The recently enacted 2012 American Taxpayer Relief Act is a sweeping tax package that includes, among many other items, permanent extension of the Bush-era tax cuts for most taxpayers, revised tax rates on ordinary and capital gain income for high-income individuals, modifications of the estate tax, permanent relief from the AMT for individual taxpayers, limits on the deductions and exemptions of high-income individuals, and a host of retroactively resuscitated and extended tax breaks for individuals and businesses. Here’s a look at the key elements of the package:

  • Tax Rates – For tax years beginning after 2012, the 10%, 15%, 25%, 28%, 33% and 35% tax brackets from the Bush tax cuts will remain in place and are made permanent.  This means that, for most Americans, the tax rates will stay the same.  However, there will be new 39.6% rate, which will begin at the following thresholds: $400,000 (single), $425,000 (head of household), $450,000 (joint filers and qualifying widow(er)s), and $225,000 (married filing separately).  These dollar amounts will be inflation-adjusted for tax years after 2013.
  • Estate Tax.
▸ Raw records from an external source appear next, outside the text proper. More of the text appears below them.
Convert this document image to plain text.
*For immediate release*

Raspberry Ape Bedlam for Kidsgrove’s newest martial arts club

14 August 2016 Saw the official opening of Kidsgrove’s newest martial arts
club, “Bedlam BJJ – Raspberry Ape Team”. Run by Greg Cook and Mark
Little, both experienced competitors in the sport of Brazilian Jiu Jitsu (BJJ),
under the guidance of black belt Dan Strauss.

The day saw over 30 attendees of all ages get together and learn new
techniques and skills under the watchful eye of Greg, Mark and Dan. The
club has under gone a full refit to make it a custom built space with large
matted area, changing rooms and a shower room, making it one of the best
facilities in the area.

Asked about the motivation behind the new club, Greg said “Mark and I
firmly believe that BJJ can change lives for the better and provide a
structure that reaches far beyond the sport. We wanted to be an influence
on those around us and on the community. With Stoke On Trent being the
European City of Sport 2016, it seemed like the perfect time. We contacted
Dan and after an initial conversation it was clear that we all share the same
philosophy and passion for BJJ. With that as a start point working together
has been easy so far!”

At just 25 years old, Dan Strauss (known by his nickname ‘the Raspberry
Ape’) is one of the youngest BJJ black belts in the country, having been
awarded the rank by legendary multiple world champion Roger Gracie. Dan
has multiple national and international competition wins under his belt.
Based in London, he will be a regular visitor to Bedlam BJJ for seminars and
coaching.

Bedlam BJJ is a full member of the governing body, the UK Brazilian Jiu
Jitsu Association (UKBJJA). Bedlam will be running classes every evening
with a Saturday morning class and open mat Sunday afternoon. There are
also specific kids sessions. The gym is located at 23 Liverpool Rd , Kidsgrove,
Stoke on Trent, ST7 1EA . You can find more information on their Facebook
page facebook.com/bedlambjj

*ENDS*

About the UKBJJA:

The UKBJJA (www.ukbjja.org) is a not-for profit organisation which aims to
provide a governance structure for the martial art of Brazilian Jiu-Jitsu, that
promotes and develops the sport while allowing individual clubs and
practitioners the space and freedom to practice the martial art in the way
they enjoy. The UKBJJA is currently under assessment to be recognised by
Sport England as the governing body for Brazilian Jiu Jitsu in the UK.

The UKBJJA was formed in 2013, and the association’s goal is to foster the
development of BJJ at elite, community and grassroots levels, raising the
The new law prevents steep increases in estate, gift and generation-skipping transfer (GST) tax that were slated to occur for individuals dying and gifts made after 2012 by permanently keeping the exemption level at $5,000,000 (as indexed for inflation). However, the new law also permanently increases the top estate, gift and GST rate from 35% to 40%.  It also continues the portability feature that allows the estate of the first spouse to die to transfer his or her unused exclusion to the surviving spouse.  All changes are effective for individuals dying and gifts made after 2012.
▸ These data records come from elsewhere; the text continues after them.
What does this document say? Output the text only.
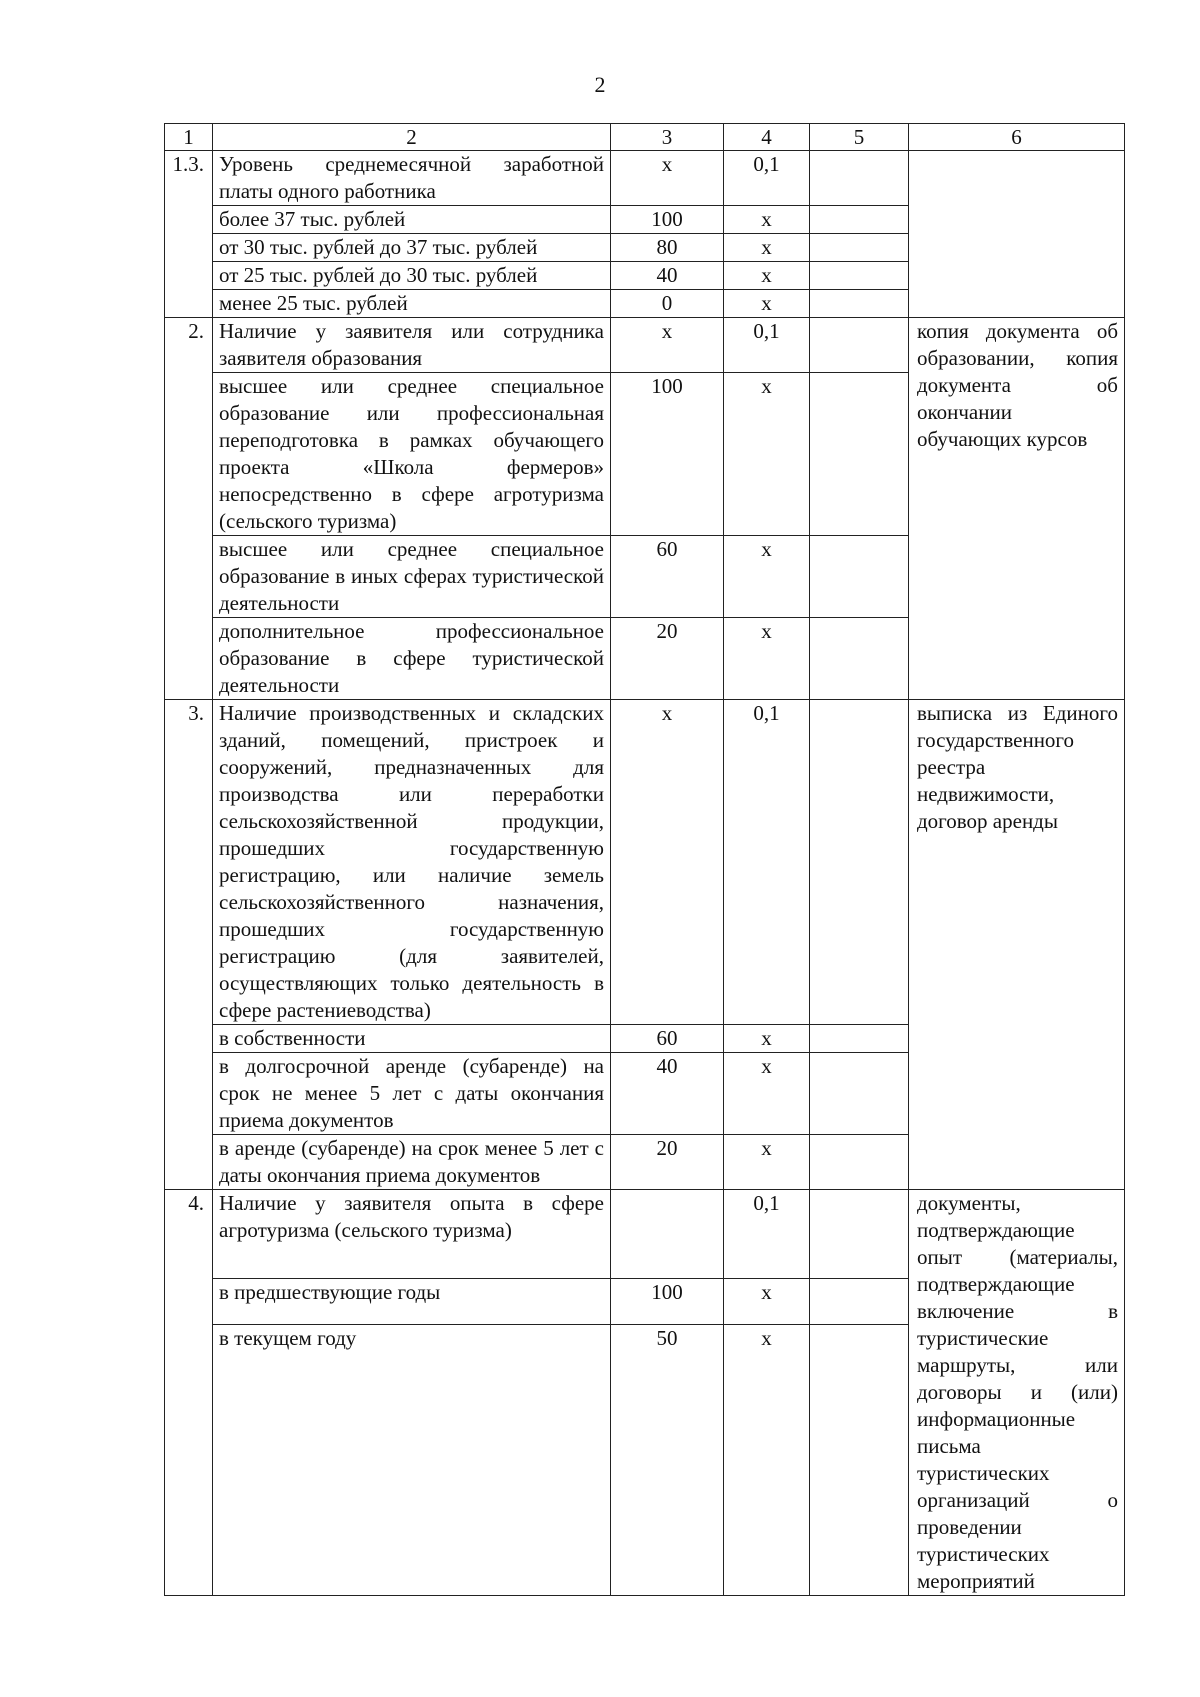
2
1	2	3	4	5	6
1.3.	Уровень среднемесячной заработной платы одного работника	х	0,1		
	более 37 тыс. рублей	100	х		
	от 30 тыс. рублей до 37 тыс. рублей	80	х		
	от 25 тыс. рублей до 30 тыс. рублей	40	х		
	менее 25 тыс. рублей	0	х		
2.	Наличие у заявителя или сотрудника заявителя образования	х	0,1		копия документа об образовании, копия документа об окончании обучающих курсов
	высшее или среднее специальное образование или профессиональная переподготовка в рамках обучающего проекта «Школа фермеров» непосредственно в сфере агротуризма (сельского туризма)	100	х		
	высшее или среднее специальное образование в иных сферах туристической деятельности	60	х		
	дополнительное профессиональное образование в сфере туристической деятельности	20	х		
3.	Наличие производственных и складских зданий, помещений, пристроек и сооружений, предназначенных для производства или переработки сельскохозяйственной продукции, прошедших государственную регистрацию, или наличие земель сельскохозяйственного назначения, прошедших государственную регистрацию (для заявителей, осуществляющих только деятельность в сфере растениеводства)	х	0,1		выписка из Единого государственного реестра недвижимости, договор аренды
	в собственности	60	х		
	в долгосрочной аренде (субаренде) на срок не менее 5 лет с даты окончания приема документов	40	х		
	в аренде (субаренде) на срок менее 5 лет с даты окончания приема документов	20	х		
4.	Наличие у заявителя опыта в сфере агротуризма (сельского туризма)		0,1		документы, подтверждающие опыт (материалы, подтверждающие включение в туристические маршруты, или договоры и (или) информационные письма туристических организаций о проведении туристических мероприятий
	в предшествующие годы	100	х		
	в текущем году	50	х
  • Capital gains and qualifying dividends rates.  The new law retains the 0% tax rate on long-term capital gains and qualified dividends, modifies the 15% rate, and establishes a new 20% rate.  Beginning in 2013, the rate will be 0% if income falls below the 25% tax bracket; 15% if income falls at or above the 25% bracket but below the new 39.6% rate; and 20% if income falls in the 39.6% tax bracket.  It should be noted that the 20% top rate does not include the new 3.8% surtax on investment-type income and gains for tax years beginning after 2012, which applies on investment income above $200,000 (single) and $250,000 (joint filers) in adjusted gross income.  So actually, the top rate for capital gains and dividends beginning in 2013 will be 23.8% if income falls in the 39.6% tax bracket.  For lower income levels, the tax will be 0%, 15% or 18.8%.
  • Personal exemption phaseout – Beginning in 2013, personal exemptions will be phased out (i.e., reduced) for adjusted gross income over $250,000 (single), $275,000 (head of household) and $300,000 (joint filers). Taxpayers claim exemptions for themselves, their spouses and their dependents.  Last year, each exemption was worth $3,800.
  • Itemized deduction limitation – Beginning in 2013, itemized deductions will be limited for adjusted gross income over $250,000 (single), $275,000 (head of household) and $300,000 (joint filers).
  • AMT relief – The new law provides permanent alternative minimum tax (AMT) relief.  Prior to the Act, the individual AMT exemption amounts for 2012 were to have been $33,750 for unmarried taxpayers, $45,000 for joint filers, and $22,500 for married persons filing separately.  Retroactively effective for tax years beginning in 2011, the new law permanently increases these exemption amounts to $50,600 for unmarried taxpayers, $78,750 for joint filers and $39,375 for married persons filing separately.  In addition, for tax years beginning after 2012, it indexes these exemption amounts for inflation.
  • Cost recovery – The new law extends increased expensing limitations and treatment of certain real property as Code Section 179 property.  It also extends and modifies the bonus depreciation provision with respect to property placed in service after Dec. 31, 2012, in tax years ending after that date.
  • Payroll tax cut is no more – The 2% payroll tax cut was allowed to expire at the end of 2012.

We will go over the major provisions of the 2012 Tax Act that affect your own unique tax situation when we go over your 2012 tax return results.  The 2012 tax returns will set the groundwork for the tax planning that will be necessary for 2013.